Belfast Telegraph

'Healthy' 6% increase pushes cost of the average Northern Ireland house to £132,000

By Margaret Canning

Northern Ireland's house prices are rising at a "relatively healthy rate" with annual growth of 6% to an average of £132,169, according to latest figures.

The residential property price index from Land and Property Services said the lowest priced average homes were £115,339 in Derry City and Strabane, while the dearest houses were in Lisburn & Castlereagh, where the average cost was £159,966.

And house prices across all district council areas rose over the quarter. While there was a 6% jump year-on-year, prices were also up 3% on the quarter before. Prices were also up 19.1% on the first quarter of 2015.

Samuel Dickey, the residential property spokesman at the Royal Institution of Chartered Surveyors (RICS), said all district council areas had experienced rising prices, with Derry City and Strabane, along with the Causeway Coast and Glens, experiencing the strongest growth.

But, he continued, the house price index was still 44% below its peak in the third-quarter of 2007, ahead of the credit crunch and the collapse in the property market.

Mr Dickey said: "Looking in more depth, it is clear that there is variation in the market between property types, with new build prices rising much more quickly that prices for existing stock, and the average price of semi-detached properties rising more quickly in the past quarter (5.2%) than other property types.

"Indeed, the price of apartments actually fell marginally quarter-on-quarter (-0.6%)."

He said the annual growth of 6% was "relatively healthy".

"Looking ahead, the RICS survey suggests that this will be maintained into 2018, albeit that there are some challenges, including limited supply, alongside rising inflation and the fact that interest rates are edging upwards."

Meanwhile, the separate Housing Bulletin from the Department for Communities revealed that builders in Northern Ireland started work on 2,444 new homes in spring this year - an increase of 19% on the year before.

However, the government's Housing Bulletin also said that the number of new houses completed between April and June had fallen by 2.4% compared to the previous year, at 1,642.

Nicola McCrudden, the director of the Chartered Institute of Housing in Northern Ireland, said: "The ongoing recovery of housebuilding in Northern Ireland will help to ease pressure on rents and house prices.

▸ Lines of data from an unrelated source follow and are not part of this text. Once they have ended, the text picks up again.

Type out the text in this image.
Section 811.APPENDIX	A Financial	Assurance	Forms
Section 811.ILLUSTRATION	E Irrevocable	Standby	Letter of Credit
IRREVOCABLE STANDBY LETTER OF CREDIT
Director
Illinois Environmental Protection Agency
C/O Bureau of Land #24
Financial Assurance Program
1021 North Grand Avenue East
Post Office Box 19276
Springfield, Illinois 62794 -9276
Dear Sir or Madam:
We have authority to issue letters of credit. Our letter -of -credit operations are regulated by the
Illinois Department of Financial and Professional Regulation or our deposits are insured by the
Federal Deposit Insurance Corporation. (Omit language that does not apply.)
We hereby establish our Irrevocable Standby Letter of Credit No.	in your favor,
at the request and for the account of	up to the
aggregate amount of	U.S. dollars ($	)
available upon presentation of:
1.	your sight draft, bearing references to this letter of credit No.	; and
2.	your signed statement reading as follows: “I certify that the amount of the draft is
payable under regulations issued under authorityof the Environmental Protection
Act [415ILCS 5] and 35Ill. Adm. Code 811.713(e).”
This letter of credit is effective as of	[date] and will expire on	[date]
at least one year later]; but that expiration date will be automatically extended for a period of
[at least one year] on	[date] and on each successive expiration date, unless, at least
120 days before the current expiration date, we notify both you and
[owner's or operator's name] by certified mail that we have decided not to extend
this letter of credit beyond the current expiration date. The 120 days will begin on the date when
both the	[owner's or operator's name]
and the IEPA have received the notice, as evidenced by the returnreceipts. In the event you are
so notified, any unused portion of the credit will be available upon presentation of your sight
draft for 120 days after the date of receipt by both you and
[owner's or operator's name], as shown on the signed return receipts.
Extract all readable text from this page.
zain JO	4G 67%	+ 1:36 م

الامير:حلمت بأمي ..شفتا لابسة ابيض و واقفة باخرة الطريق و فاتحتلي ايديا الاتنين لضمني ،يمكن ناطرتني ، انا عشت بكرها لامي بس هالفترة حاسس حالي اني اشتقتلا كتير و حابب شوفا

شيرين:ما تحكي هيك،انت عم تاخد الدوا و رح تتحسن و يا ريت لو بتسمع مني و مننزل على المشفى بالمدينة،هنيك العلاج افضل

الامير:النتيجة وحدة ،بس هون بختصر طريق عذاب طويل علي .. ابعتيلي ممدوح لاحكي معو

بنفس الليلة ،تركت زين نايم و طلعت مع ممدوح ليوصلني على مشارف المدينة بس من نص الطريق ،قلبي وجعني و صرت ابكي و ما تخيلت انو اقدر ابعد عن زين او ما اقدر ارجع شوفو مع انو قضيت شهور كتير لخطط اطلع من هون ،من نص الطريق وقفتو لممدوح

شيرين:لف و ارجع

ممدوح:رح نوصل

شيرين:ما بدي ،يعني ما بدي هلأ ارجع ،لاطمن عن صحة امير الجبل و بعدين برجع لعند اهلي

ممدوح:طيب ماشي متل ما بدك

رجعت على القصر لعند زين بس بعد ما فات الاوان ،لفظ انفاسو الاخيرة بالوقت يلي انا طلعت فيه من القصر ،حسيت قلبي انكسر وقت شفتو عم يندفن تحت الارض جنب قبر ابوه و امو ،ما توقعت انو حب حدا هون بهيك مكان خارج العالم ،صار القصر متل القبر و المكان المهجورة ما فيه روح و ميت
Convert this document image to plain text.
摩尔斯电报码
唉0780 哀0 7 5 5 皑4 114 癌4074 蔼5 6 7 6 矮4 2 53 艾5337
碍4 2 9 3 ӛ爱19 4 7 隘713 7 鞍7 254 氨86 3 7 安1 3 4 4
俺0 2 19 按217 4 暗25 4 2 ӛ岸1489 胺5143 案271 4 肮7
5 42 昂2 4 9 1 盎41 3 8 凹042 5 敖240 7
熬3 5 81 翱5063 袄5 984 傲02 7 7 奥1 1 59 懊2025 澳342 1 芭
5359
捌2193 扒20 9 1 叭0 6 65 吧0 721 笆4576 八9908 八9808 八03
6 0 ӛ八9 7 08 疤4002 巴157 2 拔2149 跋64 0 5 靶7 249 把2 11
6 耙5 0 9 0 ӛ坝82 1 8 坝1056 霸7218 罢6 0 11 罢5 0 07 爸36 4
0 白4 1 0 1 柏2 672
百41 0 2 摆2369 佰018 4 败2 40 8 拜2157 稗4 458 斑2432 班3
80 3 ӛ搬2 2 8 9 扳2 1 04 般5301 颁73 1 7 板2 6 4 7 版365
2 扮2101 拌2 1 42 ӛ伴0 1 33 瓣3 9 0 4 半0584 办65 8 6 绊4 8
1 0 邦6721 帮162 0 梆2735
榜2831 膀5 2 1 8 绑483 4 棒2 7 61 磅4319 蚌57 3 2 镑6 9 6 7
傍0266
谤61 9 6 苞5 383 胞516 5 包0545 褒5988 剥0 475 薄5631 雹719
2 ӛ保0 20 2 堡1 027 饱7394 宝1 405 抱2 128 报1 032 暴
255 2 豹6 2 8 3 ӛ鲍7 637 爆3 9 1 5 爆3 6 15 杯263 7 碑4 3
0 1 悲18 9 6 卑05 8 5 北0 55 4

"However, the level of new housebuilding needs to keep up with the level of need and we still have some way to go. There are obstacles that we must overcome, including getting land where it is needed and improving our planning system."

Brexit could also have an effect, she added: "The impact of Brexit is yet to be determined - there are concerns about the availability of skilled labour, the cost of materials and access to European finance for social housing providers."

The bulletin also revealed there were 4,650 households without a home during the quarter - down 11.3% on the quarter before. "Levels of homelessness remain unacceptably high in Northern Ireland. This is partly due to existing accommodation no longer meeting the needs of growing numbers of people with complex needs," it stated.